Another likely evolution of the fund after the Franklin Mint affair will be a more campaigning outlook. Its work with Landmine Action led warring parties involved in the Sudan conflict to meet at the fund's offices to discuss how humanitarian mine action involving local communities could take place across the line of conflict.
Purkis wants to see more of that: "We can now grow into our true role as a leading humanitarian organisation both here and abroad, without the distraction of the court case holding us back. You may find the balance of our activities changing over time." Purkis says that these roles would be reviewed, alongside its future grants themes, in a consultation with the charity sector next spring.

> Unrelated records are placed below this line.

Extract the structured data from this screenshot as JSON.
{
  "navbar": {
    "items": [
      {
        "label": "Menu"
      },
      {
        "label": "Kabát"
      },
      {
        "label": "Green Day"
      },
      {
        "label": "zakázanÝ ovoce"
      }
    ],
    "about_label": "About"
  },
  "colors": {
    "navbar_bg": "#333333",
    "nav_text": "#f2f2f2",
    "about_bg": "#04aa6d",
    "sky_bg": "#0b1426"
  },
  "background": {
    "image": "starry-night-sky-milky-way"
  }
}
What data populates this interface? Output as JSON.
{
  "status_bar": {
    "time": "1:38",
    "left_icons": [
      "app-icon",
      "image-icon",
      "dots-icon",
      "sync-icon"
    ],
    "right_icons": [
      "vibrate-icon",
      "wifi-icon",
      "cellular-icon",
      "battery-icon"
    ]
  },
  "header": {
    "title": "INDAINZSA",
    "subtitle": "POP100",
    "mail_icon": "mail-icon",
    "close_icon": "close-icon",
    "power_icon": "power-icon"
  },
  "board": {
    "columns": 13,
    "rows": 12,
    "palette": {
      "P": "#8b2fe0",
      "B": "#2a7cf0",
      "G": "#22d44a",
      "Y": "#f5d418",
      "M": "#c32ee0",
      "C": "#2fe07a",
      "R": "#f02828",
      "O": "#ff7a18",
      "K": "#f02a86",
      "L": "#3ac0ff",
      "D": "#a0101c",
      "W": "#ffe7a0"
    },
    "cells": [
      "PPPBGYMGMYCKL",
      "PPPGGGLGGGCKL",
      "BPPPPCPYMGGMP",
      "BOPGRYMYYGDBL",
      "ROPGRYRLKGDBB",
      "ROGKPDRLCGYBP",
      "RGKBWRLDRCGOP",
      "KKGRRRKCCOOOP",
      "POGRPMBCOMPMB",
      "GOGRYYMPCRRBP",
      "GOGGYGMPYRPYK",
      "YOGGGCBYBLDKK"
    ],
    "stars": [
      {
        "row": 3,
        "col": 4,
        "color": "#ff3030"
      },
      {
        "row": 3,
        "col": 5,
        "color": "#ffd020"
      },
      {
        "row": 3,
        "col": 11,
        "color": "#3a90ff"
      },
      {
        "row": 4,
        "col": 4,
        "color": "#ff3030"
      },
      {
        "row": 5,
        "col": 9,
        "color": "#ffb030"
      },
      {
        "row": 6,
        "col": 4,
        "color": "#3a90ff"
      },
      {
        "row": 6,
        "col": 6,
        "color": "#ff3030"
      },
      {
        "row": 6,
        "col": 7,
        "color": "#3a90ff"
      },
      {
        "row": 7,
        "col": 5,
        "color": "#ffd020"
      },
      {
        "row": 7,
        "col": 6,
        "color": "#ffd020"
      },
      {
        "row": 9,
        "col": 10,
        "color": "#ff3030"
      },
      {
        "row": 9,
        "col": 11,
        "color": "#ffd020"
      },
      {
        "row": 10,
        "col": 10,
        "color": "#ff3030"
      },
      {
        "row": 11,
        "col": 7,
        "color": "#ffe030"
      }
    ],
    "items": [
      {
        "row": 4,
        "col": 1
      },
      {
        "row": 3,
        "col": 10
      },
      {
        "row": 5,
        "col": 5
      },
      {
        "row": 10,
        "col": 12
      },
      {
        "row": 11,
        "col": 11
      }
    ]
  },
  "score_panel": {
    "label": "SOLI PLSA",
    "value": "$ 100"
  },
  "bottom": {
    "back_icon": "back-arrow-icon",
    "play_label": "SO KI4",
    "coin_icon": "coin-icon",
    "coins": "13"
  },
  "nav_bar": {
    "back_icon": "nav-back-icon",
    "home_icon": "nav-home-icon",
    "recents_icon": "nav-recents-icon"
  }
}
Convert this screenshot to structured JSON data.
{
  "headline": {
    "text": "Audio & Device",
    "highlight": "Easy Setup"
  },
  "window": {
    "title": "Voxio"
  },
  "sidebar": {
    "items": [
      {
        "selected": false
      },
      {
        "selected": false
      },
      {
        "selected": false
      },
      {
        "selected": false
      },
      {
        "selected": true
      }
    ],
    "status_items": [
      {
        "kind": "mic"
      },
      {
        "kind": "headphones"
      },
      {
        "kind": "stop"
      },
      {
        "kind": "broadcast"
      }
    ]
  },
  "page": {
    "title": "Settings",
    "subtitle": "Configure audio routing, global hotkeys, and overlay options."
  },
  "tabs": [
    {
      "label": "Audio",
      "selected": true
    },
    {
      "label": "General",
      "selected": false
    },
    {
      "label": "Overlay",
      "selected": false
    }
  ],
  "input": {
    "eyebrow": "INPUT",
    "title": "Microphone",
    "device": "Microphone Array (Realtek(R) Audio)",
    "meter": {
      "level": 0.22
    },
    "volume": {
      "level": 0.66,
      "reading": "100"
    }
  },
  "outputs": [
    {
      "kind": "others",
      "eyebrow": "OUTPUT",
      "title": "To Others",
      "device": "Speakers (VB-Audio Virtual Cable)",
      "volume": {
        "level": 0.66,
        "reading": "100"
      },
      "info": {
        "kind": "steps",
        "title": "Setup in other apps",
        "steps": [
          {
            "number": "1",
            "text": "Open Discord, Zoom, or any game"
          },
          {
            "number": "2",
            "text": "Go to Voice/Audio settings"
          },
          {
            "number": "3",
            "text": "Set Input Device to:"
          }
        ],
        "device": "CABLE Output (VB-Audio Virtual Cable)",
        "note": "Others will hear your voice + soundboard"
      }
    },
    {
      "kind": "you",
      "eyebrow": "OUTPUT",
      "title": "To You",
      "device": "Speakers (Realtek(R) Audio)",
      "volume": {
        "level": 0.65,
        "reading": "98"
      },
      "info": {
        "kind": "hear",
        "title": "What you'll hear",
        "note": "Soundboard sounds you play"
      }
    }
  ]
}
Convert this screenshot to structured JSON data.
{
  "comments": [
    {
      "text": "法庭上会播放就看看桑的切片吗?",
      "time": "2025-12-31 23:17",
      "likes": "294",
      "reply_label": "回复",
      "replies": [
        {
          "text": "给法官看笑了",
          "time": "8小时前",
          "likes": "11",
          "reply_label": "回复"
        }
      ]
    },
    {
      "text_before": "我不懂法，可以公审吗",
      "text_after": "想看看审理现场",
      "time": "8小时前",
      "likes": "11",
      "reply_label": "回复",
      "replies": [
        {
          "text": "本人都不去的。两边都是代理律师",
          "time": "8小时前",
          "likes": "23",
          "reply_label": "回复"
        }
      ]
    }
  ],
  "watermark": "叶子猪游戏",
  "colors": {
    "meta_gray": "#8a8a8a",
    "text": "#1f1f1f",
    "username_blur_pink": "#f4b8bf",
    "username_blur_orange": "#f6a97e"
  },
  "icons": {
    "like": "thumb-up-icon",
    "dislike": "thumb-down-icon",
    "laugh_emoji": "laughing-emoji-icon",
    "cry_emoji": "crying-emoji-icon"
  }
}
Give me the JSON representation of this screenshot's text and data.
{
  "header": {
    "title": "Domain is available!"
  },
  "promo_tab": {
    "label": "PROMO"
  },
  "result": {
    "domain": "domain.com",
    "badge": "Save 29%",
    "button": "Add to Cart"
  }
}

Meanwhile, he believes that some stories in the press have created a "strange optical illusion," that has left the public with an impression that the fund solely pays lawyers to fight in the courts: "Next year, there is a very good chance that the perception will be overtaken by the reality," he says.
The thorny issue of who is to blame for the original legal action against Franklin Mint is not a topic Purkis is particularly comfortable discussing.
He says he never felt culpable or considered stepping down because of it. He took office in June 1998, about a month after the case against Franklin Mint had been filed. He says it would have been "implausible" to stop it at that stage. None of the nine trustees who backed the move offered to quit as a result of it either. Purkis says the five trustees who have left the fund since did so for other reasons. He points to the statement about the "absence of malice" in the recent settlement, which says the trustees acted in "good faith, reliant on advice received by their former US attorneys".
Purkis adds: "It is a very unhealthy feature of our culture that we always try to find someone to blame when armed with lashings of hindsight. The trustees did what they believed they were obliged to do to fulfil their duties to the fund. They had a legal agreement with the Princess's estate obliging them to police intellectual property rights proactively."
But then he also says: "Clearly, any lawyer that advises a client to bring an action that goes wrong has got to feel a degree of responsibility."
Purkis has never spent longer than seven years in the same job, but he denies that the end of the court battle might signal the end of his era too: "It's only been a few days since this rather ghastly entanglement came to an end and I'm now focused on the resurgence of the fund."